Au niveau régional, l’évolution de la dette publique après les récessions mondiales a été plus variée. Presque toutes les régions ont connu une augmentation de la dette après les deux premières récessions, avec des augmentations particulièrement importantes en Asie de l’Est et dans le Pacifique (EAP), en Amérique latine et dans les Caraïbes (LAC) et en Afrique subsaharienne (ASS). L’EAP et l’ALC ont connu un dénouement de cette dette au cours de la période suivant la récession de 1991, la dette ayant été réduite, notamment grâce à l’octroi d’un allégement de la dette (via l’émission d’obligations Brady), tandis que la dette en Afrique subsaharienne a encore augmenté car de nombreux pays n’ont pas reçu allègement de la dette jusqu’à la fin des années 90.

La dette est restée globalement stable dans la plupart des régions après la récession de 2009, qui a principalement touché les économies avancées. Dans l’ensemble, toutes les régions autres que l’ASS ont connu au moins un épisode de récession mondiale au cours duquel la dette publique a diminué. En ASS, cependant, la dette publique a augmenté après chaque récession précédente, et la dette n’a diminué qu’à la fin des années 90 et dans les années 2000 en raison de l’Initiative en faveur des pays pauvres très endettés et de l’Initiative d’allégement de la dette multilatérale. L’ASS compte le plus grand nombre de PFR, et plus de la moitié des PFR sont surendettés ou à haut risque de surendettement.
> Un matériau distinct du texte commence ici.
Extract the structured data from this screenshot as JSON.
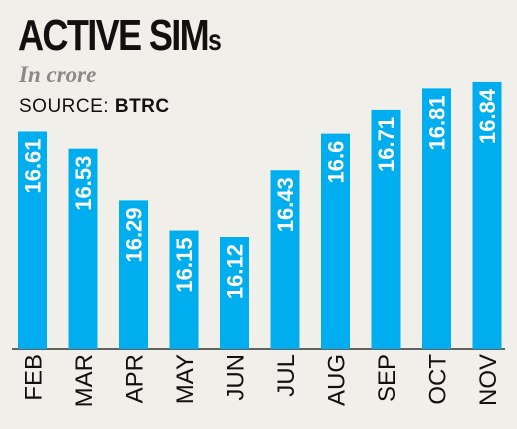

Espoirs et réalités : pas de temps pour la complaisance

À moyen terme, certains s’attendent à ce que les stocks de dette publique mondiale se stabilisent aux niveaux actuels en raison du rebond post-pandémique de la croissance et du retrait des mesures de soutien budgétaire. La stabilisation attendue des ratios dette/PIB pourrait atténuer certaines inquiétudes concernant les niveaux élevés d’endettement à l’heure actuelle.

Si une telle stabilisation se matérialisait, cependant, cela constituerait un écart significatif par rapport à l’évolution de la dette au lendemain des récessions précédentes, en particulier dans le cas des économies avancées et des pays d’Afrique subsaharienne. En outre, les prévisions de la dette publique ont tendance à souffrir d’un biais d’optimisme : les ratios réels de la dette publique au PIB se sont avérés être supérieurs d’environ 10 points de pourcentage du PIB après cinq ans aux prévisions initiales, en moyenne.
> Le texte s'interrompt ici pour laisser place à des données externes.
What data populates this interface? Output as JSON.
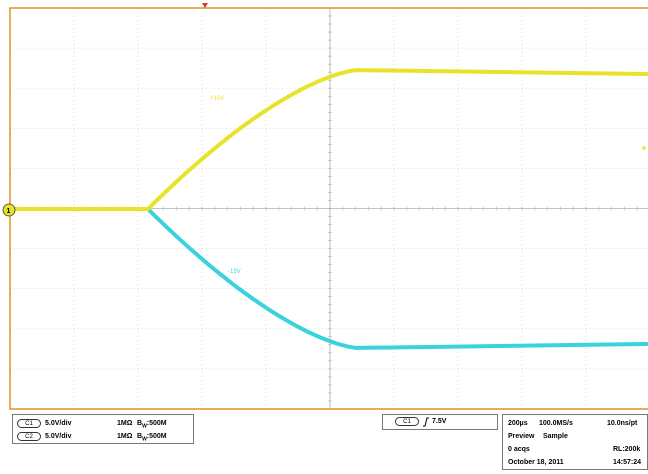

Au vu de ce record historique, et compte tenu des déficits de financement importants et des besoins d’investissement importants, notamment pour faciliter la transition énergétique, une stabilisation des niveaux d’endettement semble optimiste. Même si la dette se stabilise, elle reste à des niveaux exceptionnellement élevés par rapport aux normes historiques et pourrait augmenter si les taux d’intérêt bas actuels ne persistent pas.
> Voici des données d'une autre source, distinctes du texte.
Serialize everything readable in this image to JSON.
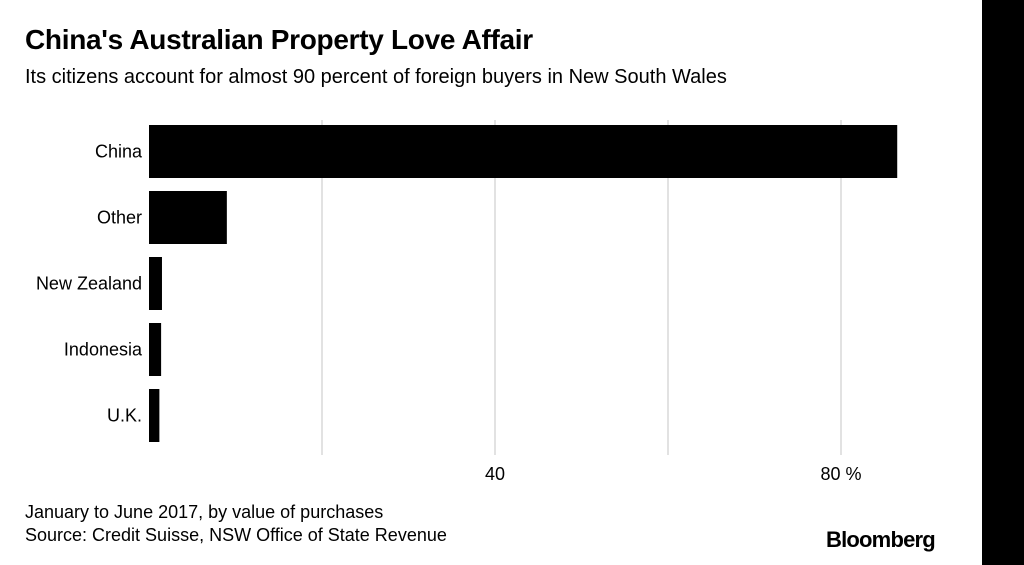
{
  "title": "China's Australian Property Love Affair",
  "subtitle": "Its citizens account for almost 90 percent of foreign buyers in New South Wales",
  "note": "January to June 2017, by value of purchases",
  "source": "Source: Credit Suisse, NSW Office of State Revenue",
  "brand": "Bloomberg",
  "colors": {
    "bar": "#000000",
    "grid": "#d9d9d9",
    "background": "#ffffff"
  },
  "chart_data": {
    "type": "bar",
    "orientation": "horizontal",
    "categories": [
      "China",
      "Other",
      "New Zealand",
      "Indonesia",
      "U.K."
    ],
    "values": [
      86.5,
      9,
      1.5,
      1.4,
      1.2
    ],
    "xlim": [
      0,
      95
    ],
    "tick_values": [
      20,
      40,
      60,
      80
    ],
    "tick_labels": [
      "",
      "40",
      "",
      "80 %"
    ],
    "grid": true,
    "legend": "none"
  }
}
Quelles sont les implications de ces observations pour les décideurs politiques ? Il est essentiel d’éviter la complaisance parmi les décideurs politiques qui peuvent avoir une vision optimiste des perspectives d’endettement à court terme. Certains décideurs politiques des EMDE peuvent être tentés de compter uniquement sur la croissance pour réduire la dette, tandis que d’autres espèrent que des taux d’intérêt bas contribueraient à maintenir le service de la dette gérable. Les décideurs devraient espérer le meilleur mais se préparer au pire alors qu’un nouveau cycle de resserrement de la politique monétaire s’amorce dans les économies avancées.